Cost of attendance checks range from $2,000 to $6,000 annually. Boeheim, Self and Krzyzewski all said Thursday that players have many more luxuries today than they enjoyed a decade or even half-decade ago. "A dramatic improvement," Krzyzewski said. "Not small. Dramatic."

It's a start. But is it complete?

"I think we need to tweak it to do a better job. I think we need to do a better job of explaining what players actually get in terms of cost of attendance, in terms of meals now," Boeheim said. " ... I think basically players can get $1,200-$1,500 a month plus their full scholarship, and that's a good model. I think we need to continue to look at that.

"Coaches have asked for years to do more, and for a long time they said you couldn't do it, but then they did it with cost of attendance. So I think hopefully there's still some room to give more to the players."

Compare those monthly figures to the total money swirling in and around the game, and it's merely a drop in the bucket.

Look at the coaching salaries for the four coaches in Omaha this weekend, competing to win the Midwest Regional and secure a spot in the Final Four. Krzyzewski is the top-paid coach in NCAA men's hoops, according to a database compiled by USA Today. He earns $8.98 million annually. Self is at $4.95 million. Boeheim makes $2.15 million. And even Clemson's Brad Brownell _ the only one among the four in Omaha this weekend who is not in the Hall of Fame _ makes $1.8 million. That's $18 million between the four.

So the coaches make millions. The NCAA makes billions. The schools, the venues, the apparel companies _ they all get a cut, too.

But not the players you pay to see.

"I don't have the answers," Self said. "The model needs to change, though. I think everybody would be in agreement with that."

It's a dilemma that extends to all sports. But basketball has placed itself under the microscope given the recent FBI probe that uncovered a slew of "potential impermissible benefits and preferential treatment for players and families" at several high-ranking schools, according to a Yahoo Sports report last month. That story linked Apples Jones, the mother of former KU player and first-round pick Josh Jackson, to loans provided by an agent and money received from adidas.

Boeheim has said he doesn't believe paying players a salary will prevent agents from trying to secure business from college athletes while they are still operating under the amateurism rules.

As a result of that FBI investigation, NCAA president Mark Emmert established a commission on college basketball, designed to study ways to reform the sport. But he doesn't expect the payment of players to be one of the solutions offered.

"I haven't heard any universities say that they want to change amateurism to move into a model where student-athletes are paid by universities and universities are negotiating with agents for their relationships with a school," Emmert told the Associated Press this month. "I would be surprised if the commission came forward with that kind of recommendation."

All three Hall of Fame coaches said Thursday that the system needs at least some tweaks.

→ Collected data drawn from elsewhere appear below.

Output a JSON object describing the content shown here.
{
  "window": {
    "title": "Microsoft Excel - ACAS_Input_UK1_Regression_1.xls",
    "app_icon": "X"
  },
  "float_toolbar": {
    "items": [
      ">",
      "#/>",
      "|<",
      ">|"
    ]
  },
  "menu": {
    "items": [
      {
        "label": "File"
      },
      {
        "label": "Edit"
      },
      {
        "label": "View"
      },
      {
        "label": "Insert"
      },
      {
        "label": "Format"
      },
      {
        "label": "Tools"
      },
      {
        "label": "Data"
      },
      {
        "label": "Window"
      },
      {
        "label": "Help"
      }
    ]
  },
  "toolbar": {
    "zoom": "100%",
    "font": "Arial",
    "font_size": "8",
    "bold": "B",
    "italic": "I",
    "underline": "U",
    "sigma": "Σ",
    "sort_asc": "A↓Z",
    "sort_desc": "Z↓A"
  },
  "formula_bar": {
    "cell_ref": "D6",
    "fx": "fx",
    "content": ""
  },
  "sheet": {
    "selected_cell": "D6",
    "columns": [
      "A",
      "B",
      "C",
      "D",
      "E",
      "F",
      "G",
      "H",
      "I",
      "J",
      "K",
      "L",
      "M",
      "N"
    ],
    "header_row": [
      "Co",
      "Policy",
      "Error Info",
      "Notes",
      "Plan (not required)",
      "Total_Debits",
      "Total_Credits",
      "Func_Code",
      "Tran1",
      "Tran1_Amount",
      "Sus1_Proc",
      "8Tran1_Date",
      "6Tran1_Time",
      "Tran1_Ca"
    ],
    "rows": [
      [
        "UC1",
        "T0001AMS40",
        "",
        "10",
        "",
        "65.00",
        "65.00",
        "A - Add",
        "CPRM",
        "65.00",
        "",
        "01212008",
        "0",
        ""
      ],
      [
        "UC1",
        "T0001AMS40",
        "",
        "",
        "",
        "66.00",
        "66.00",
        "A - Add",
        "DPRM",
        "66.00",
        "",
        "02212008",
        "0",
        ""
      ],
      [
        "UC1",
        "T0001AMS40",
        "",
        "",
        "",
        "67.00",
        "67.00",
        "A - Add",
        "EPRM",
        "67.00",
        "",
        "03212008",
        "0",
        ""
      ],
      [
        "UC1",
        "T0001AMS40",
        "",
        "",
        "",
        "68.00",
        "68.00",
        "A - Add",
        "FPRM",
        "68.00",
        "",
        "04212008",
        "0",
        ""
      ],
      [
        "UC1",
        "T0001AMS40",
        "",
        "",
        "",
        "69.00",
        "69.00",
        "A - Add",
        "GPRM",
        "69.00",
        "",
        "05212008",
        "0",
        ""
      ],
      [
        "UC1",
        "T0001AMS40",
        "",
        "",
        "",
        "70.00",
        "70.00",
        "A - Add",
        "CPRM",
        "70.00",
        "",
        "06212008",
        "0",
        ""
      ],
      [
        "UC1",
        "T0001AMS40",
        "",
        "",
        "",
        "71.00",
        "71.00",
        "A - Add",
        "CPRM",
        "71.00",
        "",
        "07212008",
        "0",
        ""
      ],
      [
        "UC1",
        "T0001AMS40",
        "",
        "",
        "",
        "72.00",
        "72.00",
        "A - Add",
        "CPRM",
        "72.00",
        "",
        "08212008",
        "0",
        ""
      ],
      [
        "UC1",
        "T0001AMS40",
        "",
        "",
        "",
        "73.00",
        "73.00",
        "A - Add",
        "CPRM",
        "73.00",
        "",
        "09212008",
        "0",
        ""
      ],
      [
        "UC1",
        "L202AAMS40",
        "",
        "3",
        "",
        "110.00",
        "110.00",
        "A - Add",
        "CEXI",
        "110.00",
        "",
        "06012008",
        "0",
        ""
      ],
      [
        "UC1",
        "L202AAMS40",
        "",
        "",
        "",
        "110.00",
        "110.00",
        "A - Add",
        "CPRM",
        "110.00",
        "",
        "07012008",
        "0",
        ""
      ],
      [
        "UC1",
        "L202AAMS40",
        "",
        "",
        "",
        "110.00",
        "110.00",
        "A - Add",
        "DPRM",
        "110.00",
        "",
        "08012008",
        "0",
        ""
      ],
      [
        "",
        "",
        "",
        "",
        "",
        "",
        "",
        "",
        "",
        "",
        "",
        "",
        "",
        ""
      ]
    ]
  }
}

But even that leaves much up for debate. How would athletes get paid? And how much? The Chronicle of Higher Education presents an argument to pay college athletes $750,000 annually.

Each.

For Boeheim and Krzyzewski, it's not just how and how much. It's when players should be allowed to receive payment and when they should be allowed to sign with agents or cash in signing bonuses.

"The model needs to be changed, especially in regards to what a kid and his family can do before they come to your institution, because the school and the coaches have no control over that," Krzyzewski said.

"I'd like for them to take a look at what happens before you get them to make sure that the kid are afforded the opportunity to max out _ like anyone else in our country _ what talent will give you."